Más Madrid pide a Almeida detener el desalojo de Casa Árabe

Tensión en el Paisaje de la Luz por el desalojo de Casa Árabe

La permanencia de la Casa Árabe en el histórico edificio de las Escuelas Aguirre pende de un hilo, provocando un duro enfrentamiento en el consistorio madrileño. La concejala de Más Madrid, Cuca Sánchez, ha instado directamente al alcalde José Luis Martínez-Almeida a paralizar una medida que considera injustificada y perjudicial para el prestigio internacional de la capital, especialmente en una zona protegida por la Unesco.

Una decisión unilateral que ignora a la comunidad educativa

El conflicto estalla en el momento crítico del cumplimiento del plazo para el abandono voluntario del inmueble. Desde la oposición se acusa al alcalde de actuar con total opacidad y de forma unilateral, sin sentarse a negociar con los responsables de la institución ni escuchar las reclamaciones de los estudiantes afectados. Según Sánchez, esta maniobra deja a una entidad con dos décadas de historia en una situación de vulnerabilidad extrema, poniendo en duda la sensibilidad del gobierno municipal hacia el tejido cultural y diplomático.
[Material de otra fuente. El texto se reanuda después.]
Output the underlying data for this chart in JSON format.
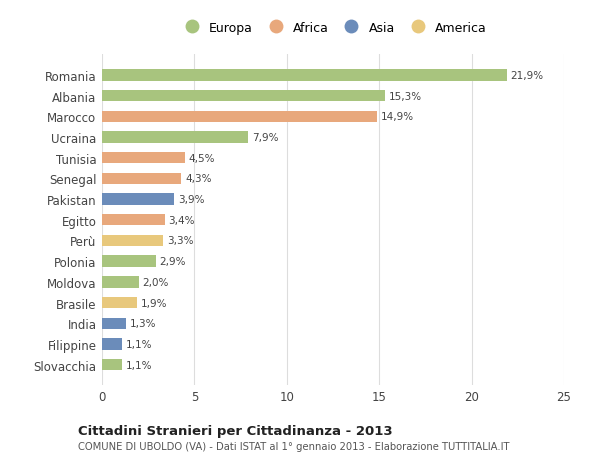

  • El edificio se integra en el entorno del Paisaje de la Luz, reconocido internacionalmente.
  • Se denuncia un posible interés oculto debido al alto valor inmobiliario de la ubicación.
  • La medida impacta directamente en diplomáticos, estudiantes y programas de intercambio cultural.

Comparativas y dudas sobre el trasfondo de la expulsión

La formación liderada por Sánchez cuestiona abiertamente si este trato se repetiría con otras sedes institucionales de relevancia, como la Casa Sefarad, sugiriendo un agravio comparativo en la gestión del patrimonio. La sospecha de que la expulsión responda a intereses particulares o de «beneficio a terceros» sobrevuela el debate político actual. Se exige que el Ayuntamiento de Madrid priorice el valor social y cultural de la Casa Árabe sobre cualquier rédito económico derivado de la gestión de este emblemático espacio público.

Finalmente, la edil ha calificado la situación como una «cacicada» que priva a la ciudad de un puente fundamental con el mundo árabe, instando a Almeida a rectificar antes de que el daño institucional sea irreversible y afecte a la imagen exterior de Madrid ante organismos internacionales.